Auf seiner Facebook-Seite büßte der Präsident binnen weniger Stunden Tausende „Likes“ seiner Anhänger ein, viele warfen ihm „Feigheit“ vor, da er die unbequeme Ankündigung nicht selbst vorgenommen hatte, sondern sie seiner Sprecherin überließ. Der EU-Abgeordnete Cristian Preda (EVP) hob hervor, dass „der Präsident vergessen hat, Kövesi zu danken“.

Auch Brüssel reagierte umgehend: Die EU-Kommission werde die Unumkehrbarkeit der Fortschritte im Bereich der rumänischen Justiz in Frage stellen, sollte die Korruptionsbekämpfung im Land nachlassen, so ein Kommissionssprecher.

Kommentare zu diesem Artikel

Norbert, 11.07 2018, 19:57
Das Schlimme ist, auch wenn es eine serioese Alternative zur PSD gibt, habe ich die Befuerchtung, der Rum. Waehler erkennt gar nicht welche Gefahr diese Partei mit ihren kriminellen Fuehrungskraeften fuer das Land bedeutet. Mit Sozialdemokratie hat diese Gruppe aber auch gar nichts gemein.
Alex, 11.07 2018, 18:58
Solange die Bevölkerung die PSD unterstützt/wählt, kann die EU machen, was sie will. An der Innenpolitik ändert sich nichts. Ganz im Gegenteil. Schießt die EU gegen die Meinung des Volkes, so kann sich dessen Zorn gegen die EU richten und die PSD stark an Zuspruch gewinnen. Deshalb hoffe ich, dass der Wähler das Spiel Dragneas durchschaut und bald zahlreich auf sie Strße geht, spätestens aber bei den nächsten Wahlen die PSD bitterlich abstraft.
Stefan, 11.07 2018, 12:17
Sollte die EU Rumänien klar aufzeigen, dass diese Regierung einen verheerenden Kurs steuert - höchste Zeit für ein Vertragsverletzungsverfahren. Der internationale Druck auf die PSD sollte nun schleunigst erhöht werden.
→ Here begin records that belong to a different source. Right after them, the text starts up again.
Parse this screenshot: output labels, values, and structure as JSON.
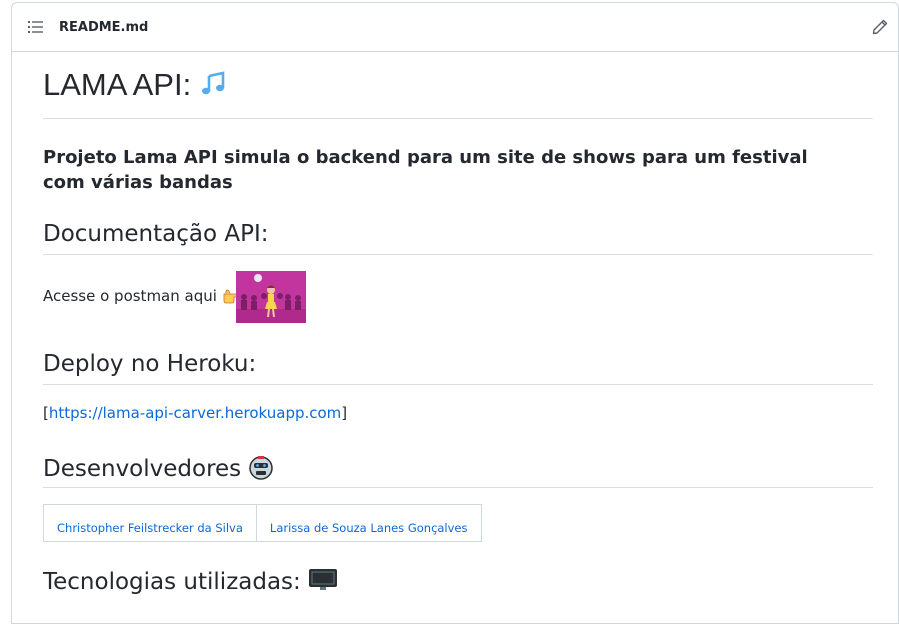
{
  "header": {
    "file_name": "README.md",
    "toc_icon": "list-icon",
    "edit_icon": "pencil-icon"
  },
  "readme": {
    "title": "LAMA API:",
    "title_icon": "musical-notes-icon",
    "subtitle": "Projeto Lama API simula o backend para um site de shows para um festival com várias bandas",
    "sections": {
      "docs": {
        "heading": "Documentação API:",
        "text": "Acesse o postman aqui",
        "pointer_icon": "pointing-hand-icon",
        "gif_icon": "dancing-party-gif-icon"
      },
      "deploy": {
        "heading": "Deploy no Heroku:",
        "bracket_open": "[",
        "link": "https://lama-api-carver.herokuapp.com",
        "bracket_close": "]"
      },
      "devs": {
        "heading": "Desenvolvedores",
        "heading_icon": "robot-face-icon",
        "people": [
          "Christopher Feilstrecker da Silva",
          "Larissa de Souza Lanes Gonçalves"
        ]
      },
      "tech": {
        "heading": "Tecnologias utilizadas:",
        "heading_icon": "computer-monitor-icon"
      }
    }
  },
  "colors": {
    "link": "#0969da",
    "text": "#24292f",
    "border": "#d0d7de",
    "gif_background": "#c2359f"
  }
}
Es geht um die Verantwortung für ein ganzes Land, nicht mehr um die Karrieren einer rücksichtslosen, korrupten Politkaste.
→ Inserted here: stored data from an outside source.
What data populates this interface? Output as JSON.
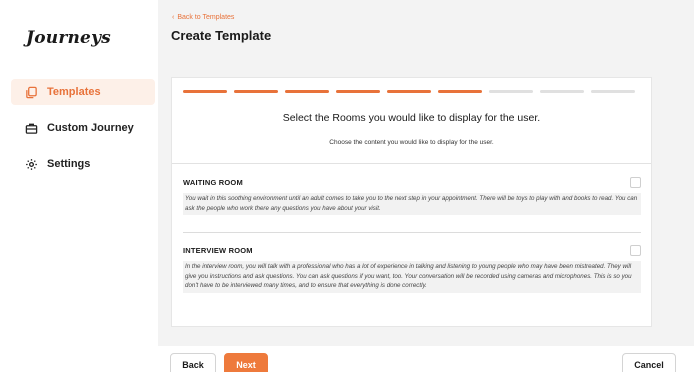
{
  "app": {
    "logo": "Journeys"
  },
  "sidebar": {
    "items": [
      {
        "label": "Templates",
        "icon": "copy-icon",
        "active": true
      },
      {
        "label": "Custom Journey",
        "icon": "briefcase-icon",
        "active": false
      },
      {
        "label": "Settings",
        "icon": "gear-icon",
        "active": false
      }
    ]
  },
  "header": {
    "back_label": "Back to Templates",
    "title": "Create Template"
  },
  "wizard": {
    "steps_total": 9,
    "steps_completed": 6,
    "heading": "Select the Rooms you would like to display for the user.",
    "subheading": "Choose the content you would like to display for the user.",
    "rooms": [
      {
        "title": "WAITING ROOM",
        "description": "You wait in this soothing environment until an adult comes to take you to the next step in your appointment. There will be toys to play with and books to read. You can ask the people who work there any questions you have about your visit.",
        "checked": false
      },
      {
        "title": "INTERVIEW ROOM",
        "description": "In the interview room, you will talk with a professional who has a lot of experience in talking and listening to young people who may have been mistreated. They will give you instructions and ask questions. You can ask questions if you want, too. Your conversation will be recorded using cameras and microphones. This is so you don't have to be interviewed many times, and to ensure that everything is done correctly.",
        "checked": false
      }
    ]
  },
  "footer": {
    "back_label": "Back",
    "next_label": "Next",
    "cancel_label": "Cancel"
  },
  "colors": {
    "accent": "#e8723a",
    "active_bg": "#fdf0e8",
    "main_bg": "#f3f3f3"
  }
}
Francois, 11.07 2018, 11:13
Dragnea und seine Unterstützer sind eine Schande für Rumänien!
Marc, 11.07 2018, 07:23
Dragnea tönt großmäulig nach Kövesi-Entlassung: „Das ist erst der Anfang“ - Recht hat er, denn es beginnen für ihn bald fünf Haftjahre.
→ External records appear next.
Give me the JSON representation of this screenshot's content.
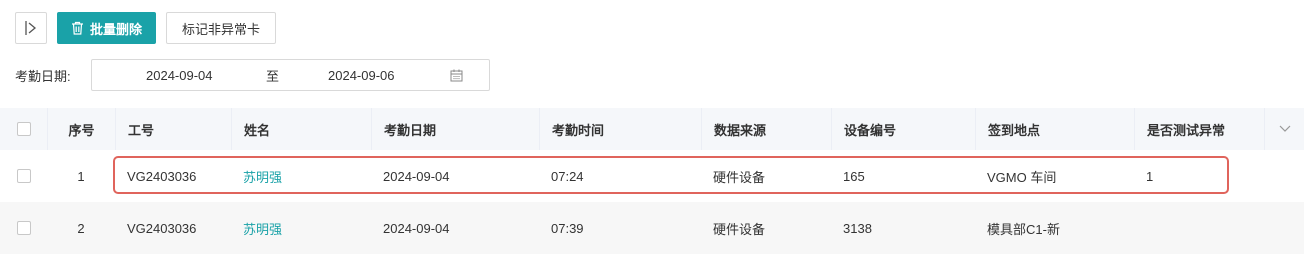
{
  "toolbar": {
    "batch_delete_label": "批量删除",
    "mark_normal_label": "标记非异常卡"
  },
  "filter": {
    "label": "考勤日期:",
    "start_date": "2024-09-04",
    "separator": "至",
    "end_date": "2024-09-06"
  },
  "table": {
    "headers": {
      "seq": "序号",
      "emp_no": "工号",
      "name": "姓名",
      "date": "考勤日期",
      "time": "考勤时间",
      "source": "数据来源",
      "device": "设备编号",
      "location": "签到地点",
      "test": "是否测试异常"
    },
    "rows": [
      {
        "seq": "1",
        "emp_no": "VG2403036",
        "name": "苏明强",
        "date": "2024-09-04",
        "time": "07:24",
        "source": "硬件设备",
        "device": "165",
        "location": "VGMO 车间",
        "test": "1"
      },
      {
        "seq": "2",
        "emp_no": "VG2403036",
        "name": "苏明强",
        "date": "2024-09-04",
        "time": "07:39",
        "source": "硬件设备",
        "device": "3138",
        "location": "模具部C1-新",
        "test": ""
      }
    ]
  },
  "colors": {
    "accent": "#1aa2a8",
    "highlight": "#e0645c"
  }
}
Dass er und seine Partei Rumänien rechtsstaatlich zum EU-Schmuddelkind machen und schweer schädigen, ist auch wahr. Wie werden die Bürger dann aber bei der nächsten Parlamentswahl reagieren? Rumänien braucht endlich seriöse Parteien als wählbare Alternative zur PSD.